September 25, 2009
Wayne Gretzky resigned as head coach of the Phoenix Coyotes yesterday, and it was the right decision. His presence as a coach/part-owner of the team would have been a major distraction as the NHL and billionaire Jim Balsillie battle for the future of the franchise in bankruptcy court. But more importantly, Phoenix said goodbye to a coach who went 143-161-24 in four playoff-less seasons that left local fans apathetic and the money-bleeding team teetering on the brink of relocation.
How did Gretzky go from The Great One on the ice to The Mediocre One behind the bench?
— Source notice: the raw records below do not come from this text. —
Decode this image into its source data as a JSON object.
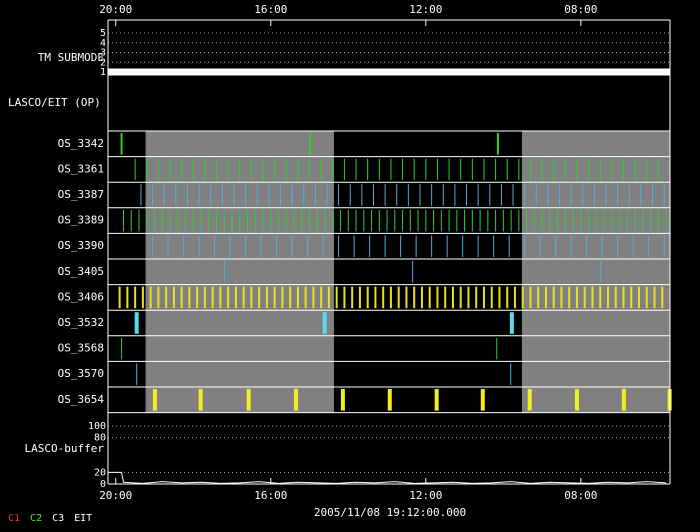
{
  "chart_data": {
    "type": "timeline",
    "xlim": [
      -0.2,
      14.3
    ],
    "xticks": [
      {
        "value": 0,
        "label": "20:00"
      },
      {
        "value": 4,
        "label": "16:00"
      },
      {
        "value": 8,
        "label": "12:00"
      },
      {
        "value": 12,
        "label": "08:00"
      }
    ],
    "x_label": "2005/11/08 19:12:00.000",
    "legend": [
      {
        "name": "C1",
        "color": "#ff3030"
      },
      {
        "name": "C2",
        "color": "#30ff30"
      },
      {
        "name": "C3",
        "color": "#ffffff"
      },
      {
        "name": "EIT",
        "color": "#ffffff"
      }
    ],
    "submode": {
      "label": "TM SUBMODE",
      "ylim": [
        1,
        5
      ],
      "yticks": [
        1,
        2,
        3,
        4,
        5
      ],
      "x": [
        -0.2,
        14.3
      ],
      "values": [
        1,
        1
      ],
      "color": "#ffffff"
    },
    "section_label": "LASCO/EIT (OP)",
    "shaded": [
      [
        0.77,
        5.63
      ],
      [
        10.48,
        14.3
      ]
    ],
    "rows": [
      {
        "name": "OS_3342",
        "color": "#30d030",
        "values": [
          0.15,
          5.01,
          9.86
        ]
      },
      {
        "name": "OS_3361",
        "color": "#30d030",
        "values": [
          0.5,
          0.8,
          1.1,
          1.4,
          1.7,
          2,
          2.3,
          2.6,
          2.9,
          3.2,
          3.5,
          3.8,
          4.1,
          4.4,
          4.7,
          5,
          5.3,
          5.6,
          5.9,
          6.2,
          6.5,
          6.8,
          7.1,
          7.4,
          7.7,
          8,
          8.3,
          8.6,
          8.9,
          9.2,
          9.5,
          9.8,
          10.1,
          10.4,
          10.7,
          11,
          11.3,
          11.6,
          11.9,
          12.2,
          12.5,
          12.8,
          13.1,
          13.4,
          13.7,
          14
        ]
      },
      {
        "name": "OS_3387",
        "color": "#50b0e0",
        "values": [
          0.65,
          0.95,
          1.25,
          1.55,
          1.85,
          2.15,
          2.45,
          2.75,
          3.05,
          3.35,
          3.65,
          3.95,
          4.25,
          4.55,
          4.85,
          5.15,
          5.45,
          5.75,
          6.05,
          6.35,
          6.65,
          6.95,
          7.25,
          7.55,
          7.85,
          8.15,
          8.45,
          8.75,
          9.05,
          9.35,
          9.65,
          9.95,
          10.25,
          10.55,
          10.85,
          11.15,
          11.45,
          11.75,
          12.05,
          12.35,
          12.65,
          12.95,
          13.25,
          13.55,
          13.85,
          14.15
        ]
      },
      {
        "name": "OS_3389",
        "color": "#30d030",
        "values": [
          0.2,
          0.4,
          0.6,
          0.8,
          1,
          1.2,
          1.4,
          1.6,
          1.8,
          2,
          2.2,
          2.4,
          2.6,
          2.8,
          3,
          3.2,
          3.4,
          3.6,
          3.8,
          4,
          4.2,
          4.4,
          4.6,
          4.8,
          5,
          5.2,
          5.4,
          5.6,
          5.8,
          6,
          6.2,
          6.4,
          6.6,
          6.8,
          7,
          7.2,
          7.4,
          7.6,
          7.8,
          8,
          8.2,
          8.4,
          8.6,
          8.8,
          9,
          9.2,
          9.4,
          9.6,
          9.8,
          10,
          10.2,
          10.4,
          10.6,
          10.8,
          11,
          11.2,
          11.4,
          11.6,
          11.8,
          12,
          12.2,
          12.4,
          12.6,
          12.8,
          13,
          13.2,
          13.4,
          13.6,
          13.8,
          14,
          14.2
        ]
      },
      {
        "name": "OS_3390",
        "color": "#50b0e0",
        "values": [
          0.95,
          1.35,
          1.75,
          2.15,
          2.55,
          2.95,
          3.35,
          3.75,
          4.15,
          4.55,
          4.95,
          5.35,
          5.75,
          6.15,
          6.55,
          6.95,
          7.35,
          7.75,
          8.15,
          8.55,
          8.95,
          9.35,
          9.75,
          10.15,
          10.55,
          10.95,
          11.35,
          11.75,
          12.15,
          12.55,
          12.95,
          13.35,
          13.75,
          14.15
        ]
      },
      {
        "name": "OS_3405",
        "color": "#50b0e0",
        "values": [
          2.81,
          7.66,
          12.52
        ]
      },
      {
        "name": "OS_3406",
        "color": "#e8e020",
        "values": [
          0.1,
          0.3,
          0.5,
          0.7,
          0.9,
          1.1,
          1.3,
          1.5,
          1.7,
          1.9,
          2.1,
          2.3,
          2.5,
          2.7,
          2.9,
          3.1,
          3.3,
          3.5,
          3.7,
          3.9,
          4.1,
          4.3,
          4.5,
          4.7,
          4.9,
          5.1,
          5.3,
          5.5,
          5.7,
          5.9,
          6.1,
          6.3,
          6.5,
          6.7,
          6.9,
          7.1,
          7.3,
          7.5,
          7.7,
          7.9,
          8.1,
          8.3,
          8.5,
          8.7,
          8.9,
          9.1,
          9.3,
          9.5,
          9.7,
          9.9,
          10.1,
          10.3,
          10.5,
          10.7,
          10.9,
          11.1,
          11.3,
          11.5,
          11.7,
          11.9,
          12.1,
          12.3,
          12.5,
          12.7,
          12.9,
          13.1,
          13.3,
          13.5,
          13.7,
          13.9,
          14.1
        ]
      },
      {
        "name": "OS_3532",
        "color": "#60d8f0",
        "values": [
          0.54,
          5.39,
          10.22
        ]
      },
      {
        "name": "OS_3568",
        "color": "#30d030",
        "values": [
          0.15,
          9.83
        ]
      },
      {
        "name": "OS_3570",
        "color": "#50b0e0",
        "values": [
          0.54,
          10.19
        ]
      },
      {
        "name": "OS_3654",
        "color": "#f0f020",
        "values": [
          1.01,
          2.19,
          3.43,
          4.65,
          5.86,
          7.07,
          8.28,
          9.47,
          10.68,
          11.9,
          13.11,
          14.29
        ]
      }
    ],
    "buffer": {
      "label": "LASCO-buffer",
      "ylim": [
        0,
        100
      ],
      "yticks": [
        0,
        20,
        80,
        100
      ],
      "x": [
        -0.2,
        0.15,
        0.2,
        0.7,
        1.2,
        1.7,
        2.2,
        2.7,
        3.2,
        3.7,
        4.2,
        4.7,
        5.2,
        5.7,
        6.2,
        6.7,
        7.2,
        7.7,
        8.2,
        8.7,
        9.2,
        9.7,
        10.2,
        10.7,
        11.2,
        11.7,
        12.2,
        12.7,
        13.2,
        13.7,
        14.2
      ],
      "values": [
        20,
        20,
        3,
        1,
        4,
        2,
        3,
        1,
        2,
        4,
        1,
        3,
        2,
        1,
        3,
        2,
        4,
        1,
        2,
        3,
        1,
        2,
        4,
        1,
        3,
        2,
        1,
        3,
        2,
        4,
        2
      ],
      "color": "#ffffff"
    }
  }
}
Here are seven reasons.
1. Immortal athletes make very mortal coaches.
Athletic dominance isn't a harbinger of managerial greatness. Legendary quarterback Bart Starr won two Super Bowls in a 16-year career with the Green Bay Packers; in nine years as Packers head coach, he was 24 games under .500 and made the playoffs once. Ted Williams had a .344 career batting average in 19 MLB seasons, and a .429 winning percentage as a manager for the Washington Senators and Texas Rangers. Gretzky's just the latest example.
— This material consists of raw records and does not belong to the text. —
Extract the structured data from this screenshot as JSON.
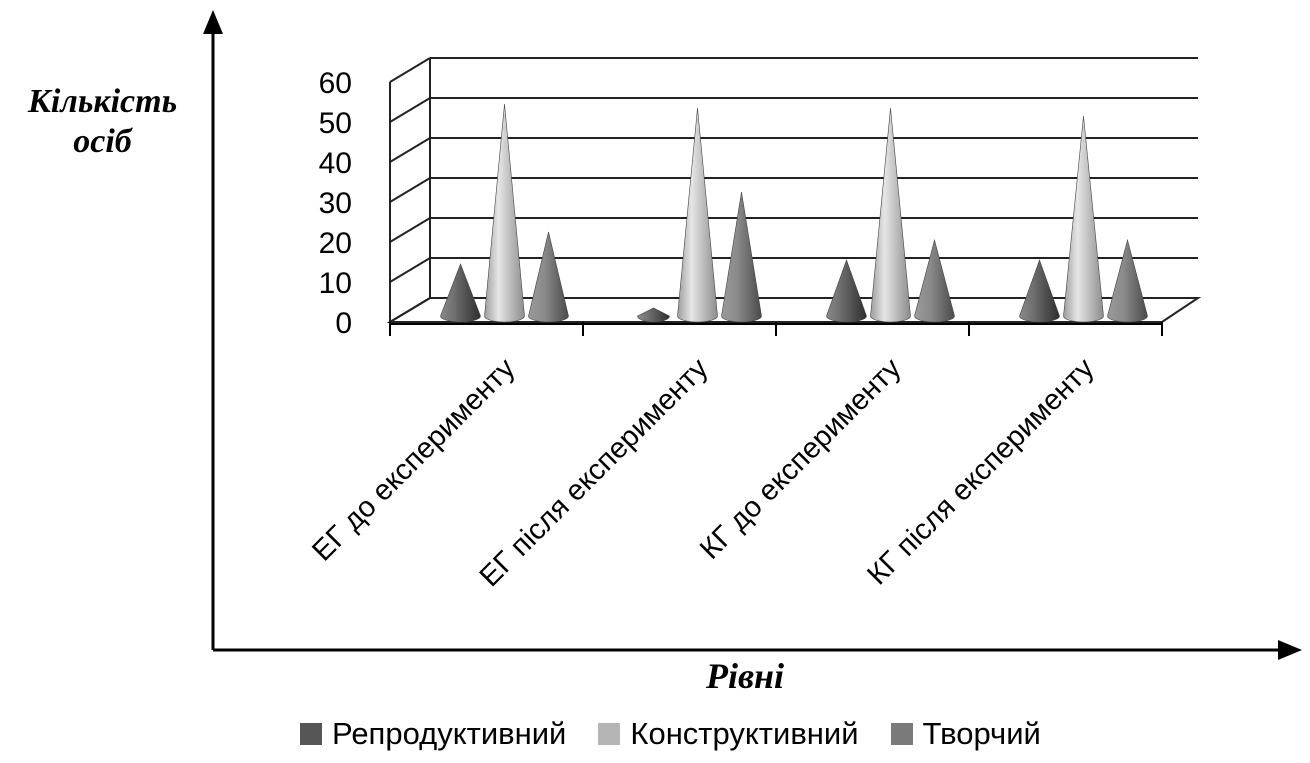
{
  "chart_data": {
    "type": "bar",
    "style": "3d-cone",
    "title": "",
    "xlabel": "Рівні",
    "ylabel": "Кількість осіб",
    "ylabel_lines": [
      "Кількість",
      "осіб"
    ],
    "ylim": [
      0,
      60
    ],
    "yticks": [
      "0",
      "10",
      "20",
      "30",
      "40",
      "50",
      "60"
    ],
    "grid": true,
    "legend_position": "bottom",
    "categories": [
      "ЕГ до експерименту",
      "ЕГ після експерименту",
      "КГ до експерименту",
      "КГ після експерименту"
    ],
    "series": [
      {
        "name": "Репродуктивний",
        "color": "#555555",
        "values": [
          13,
          2,
          14,
          14
        ]
      },
      {
        "name": "Конструктивний",
        "color": "#b4b4b4",
        "values": [
          53,
          52,
          52,
          50
        ]
      },
      {
        "name": "Творчий",
        "color": "#7a7a7a",
        "values": [
          21,
          31,
          19,
          19
        ]
      }
    ]
  }
}
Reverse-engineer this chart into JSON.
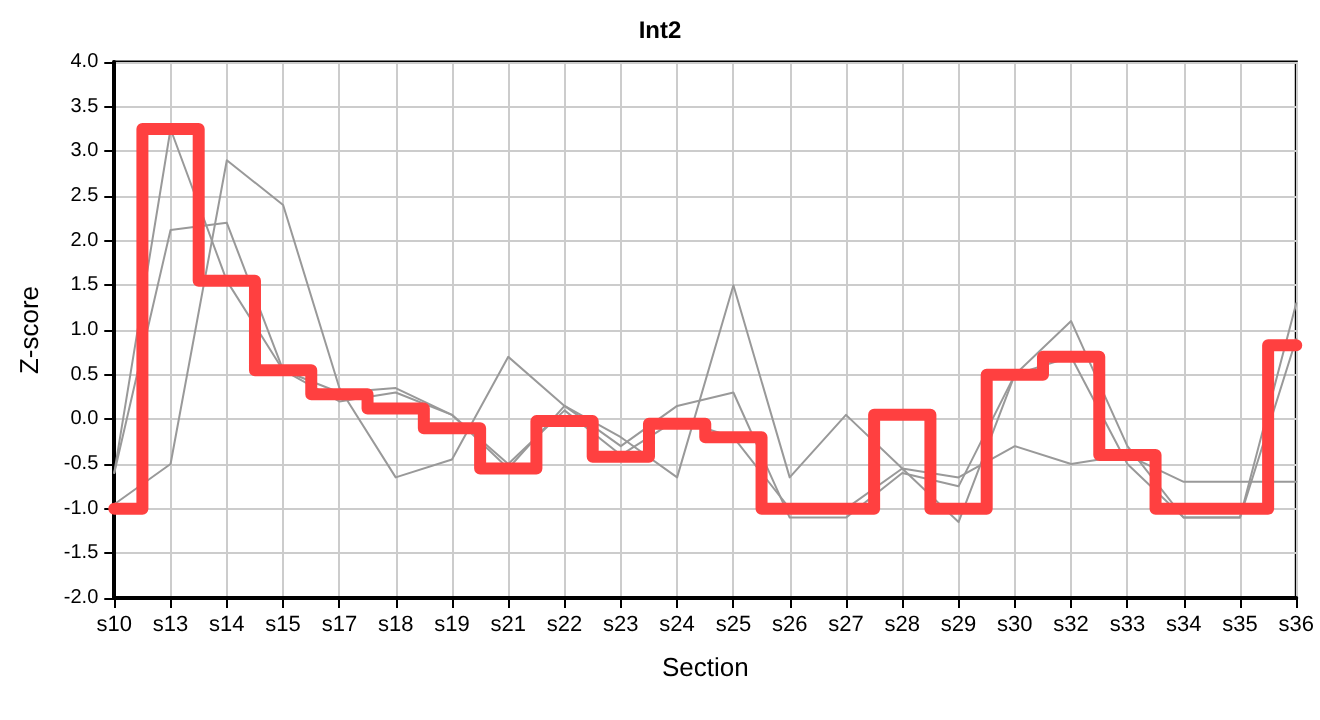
{
  "chart_data": {
    "type": "line",
    "title": "Int2",
    "xlabel": "Section",
    "ylabel": "Z-score",
    "categories": [
      "s10",
      "s13",
      "s14",
      "s15",
      "s17",
      "s18",
      "s19",
      "s21",
      "s22",
      "s23",
      "s24",
      "s25",
      "s26",
      "s27",
      "s28",
      "s29",
      "s30",
      "s32",
      "s33",
      "s34",
      "s35",
      "s36"
    ],
    "series": [
      {
        "color": "#999999",
        "values": [
          -0.6,
          3.25,
          1.55,
          0.55,
          0.2,
          0.3,
          0.05,
          -0.55,
          0.15,
          -0.3,
          0.15,
          0.3,
          -1.1,
          -1.1,
          -0.6,
          -0.75,
          0.5,
          1.1,
          -0.3,
          -1.1,
          -1.1,
          1.3
        ]
      },
      {
        "color": "#999999",
        "values": [
          -0.6,
          2.12,
          2.2,
          0.55,
          0.3,
          0.35,
          0.05,
          -0.5,
          0.1,
          -0.4,
          0.0,
          -0.2,
          -1.0,
          -1.0,
          -0.55,
          -1.15,
          0.5,
          0.7,
          -0.5,
          -1.1,
          -1.1,
          0.9
        ]
      },
      {
        "color": "#999999",
        "values": [
          -0.95,
          -0.5,
          2.9,
          2.4,
          0.35,
          -0.65,
          -0.45,
          0.7,
          0.15,
          -0.2,
          -0.65,
          1.5,
          -0.65,
          0.05,
          -0.55,
          -0.65,
          -0.3,
          -0.5,
          -0.4,
          -0.7,
          -0.7,
          -0.7
        ]
      },
      {
        "type": "step",
        "color": "#ff4040",
        "values": [
          -1.0,
          3.25,
          1.55,
          0.55,
          0.28,
          0.12,
          -0.1,
          -0.55,
          -0.02,
          -0.42,
          -0.05,
          -0.2,
          -1.0,
          -1.0,
          0.05,
          -1.0,
          0.5,
          0.7,
          -0.4,
          -1.0,
          -1.0,
          0.83
        ]
      }
    ],
    "ylim": [
      -2,
      4
    ],
    "yticks": [
      {
        "value": -2,
        "label": "-2.0"
      },
      {
        "value": -1.5,
        "label": "-1.5"
      },
      {
        "value": -1,
        "label": "-1.0"
      },
      {
        "value": -0.5,
        "label": "-0.5"
      },
      {
        "value": 0,
        "label": "0.0"
      },
      {
        "value": 0.5,
        "label": "0.5"
      },
      {
        "value": 1,
        "label": "1.0"
      },
      {
        "value": 1.5,
        "label": "1.5"
      },
      {
        "value": 2,
        "label": "2.0"
      },
      {
        "value": 2.5,
        "label": "2.5"
      },
      {
        "value": 3,
        "label": "3.0"
      },
      {
        "value": 3.5,
        "label": "3.5"
      },
      {
        "value": 4,
        "label": "4.0"
      }
    ],
    "grid": true,
    "marker": "none",
    "line_style": "solid"
  }
}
2. Gretzky was a poor investment as coach.
The average NHL coach's salary hovers around $1 million. Gretzky's coaching contract called for a $6.5 million salary this season; the Coyotes' highest-paid player, defenseman Ed Jovanovski(notes), will make $6 million. If Phoenix won the same number of games as last year (36), Gretzky's salary would have averaged out to $180,555 per victory. In 2010-11, he was due to make an incredible $8 million -- or only $1 million less than superstar Alexander Ovechkin(notes) of the Capitals.
What about paying Gretzky for being a gate attraction? Sorry: As a source told the Globe & Mail earlier this year, "He doesn't translate to one ticket sold."
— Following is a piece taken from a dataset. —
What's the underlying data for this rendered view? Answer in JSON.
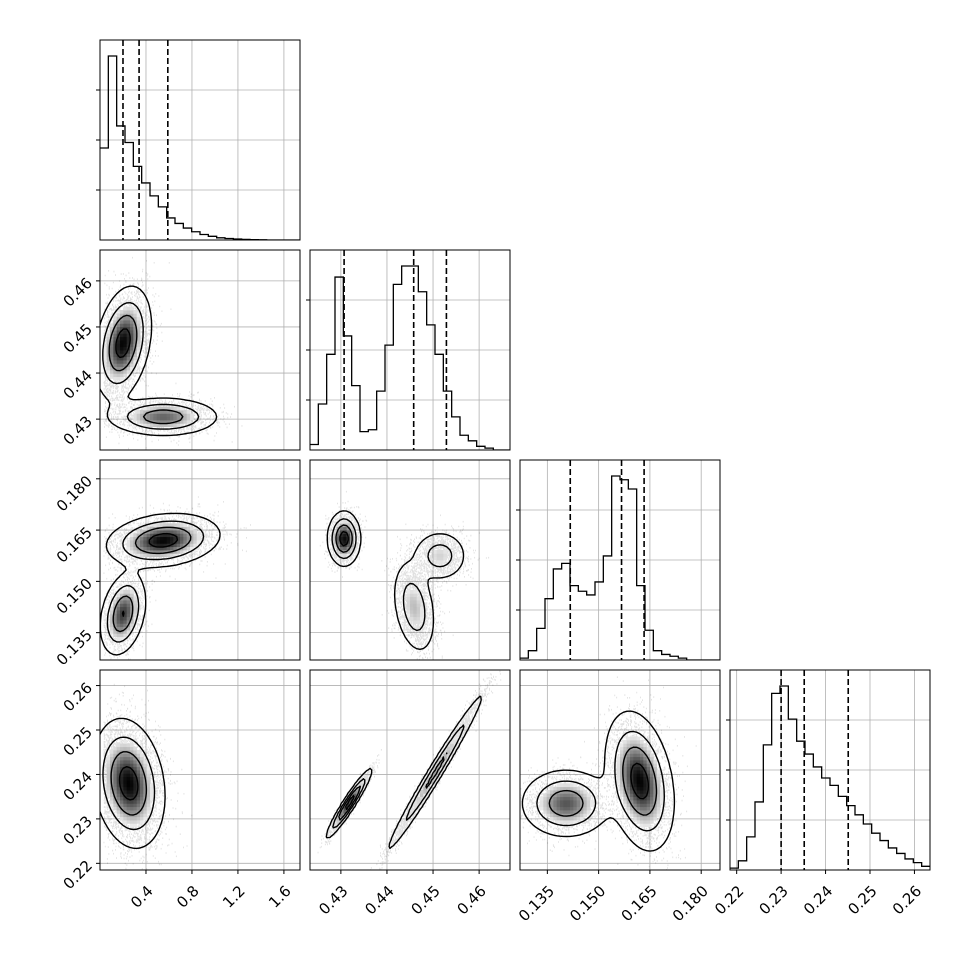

3. He didn't have Michael Jordan and Bo Jackson with him.
They brought criminals to justice every Saturday morning in 1991. You think they couldn't coach a winning hockey team together? Blasphemy.
4. Hockey coaching isn't a four-year college.
Momentary cartoon nostalgia aside, former Coyotes defenseman Derek Morris(notes) said the team was "changing systems every single day" under Gretzky. Highly-touted prospects saw their progress slowed or the potential never realized on his watch. In 2007, Gretzky told the New York Times "I'm going to make myself a good coach." On the day Gretzky resigned, Phoenix captain Shane Doan(notes) told ESPN that The Great One "was on his way to becoming a great coach."
The on-the-job training didn't work, and Gretzky hadn't paid his dues, either. Former Dallas Stars Coach Dave Tippett, who replaced Gretzky yesterday, played 11 NHL seasons as a forward and has coached for 13 seasons. Gretzky's coaching experience before Phoenix? Put it this way: He spent more time hosting "Saturday Night Live" in his career than managing a hockey game -- and he only hosted "SNL" once.
5. Then again, he wasn't given much to work with in Phoenix.
Scott Morrison of CBC Sports made the only legit argument in defense of Gretzky's coaching prowess: That he was overseeing some truly awful teams in Phoenix. It was frequently a team built on the cheap, from other franchise's castoffs and its own underwhelming personnel decisions. The old adage is that coaches coach the team they have, and not the team they wish they had; and the teams Gretzky had usually stunk.
6. Guilt by association.
Gretzky's friend and former Coyotes assistant coach Rick Tocchet was sentenced to two years probation in 2007 for helping to run an illegal sports gambling ring -- one that infamously involved Gretzky's wife Janet and had some in the media calling for The Great One to step down because of it. It was a black-eye for hockey, even if it was a goldmine for sports comedy. Seriously, who bets $5,000 on a Super Bowl coin toss?
Another Gretzky friend who placed a bet with Tocchet was Mike Barnett, his former agent whom he hired to be Phoenix's underwhelming general manager in 2001 despite no previous experience. His former Edmonton Oilers and Los Angeles Kings teammate Marty McSorley was hired as the franchise's minor league head coach despite zero previous experience. This kind of cronyism hurt the Coyotes and hurt Gretzky's reputation.
7. Finally, the most famous brand in hockey was temporarily tarnished.
Ten years after his retirement, Wayne Gretzky is still the most famous name in hockey. Yet he's toiled in anonymity with Phoenix when he should be an effective ambassador for the game. His lack of success as a coach turned the guy who holds more records than the National Archives into ... well, into a loser.
He'll return to hockey in some managerial capacity, for sure -- just hopefully not behind the bench. As we said yesterday, the end of Gretzky the Coach is the return of Gretzky the Legend, without the constant, public stench of failure.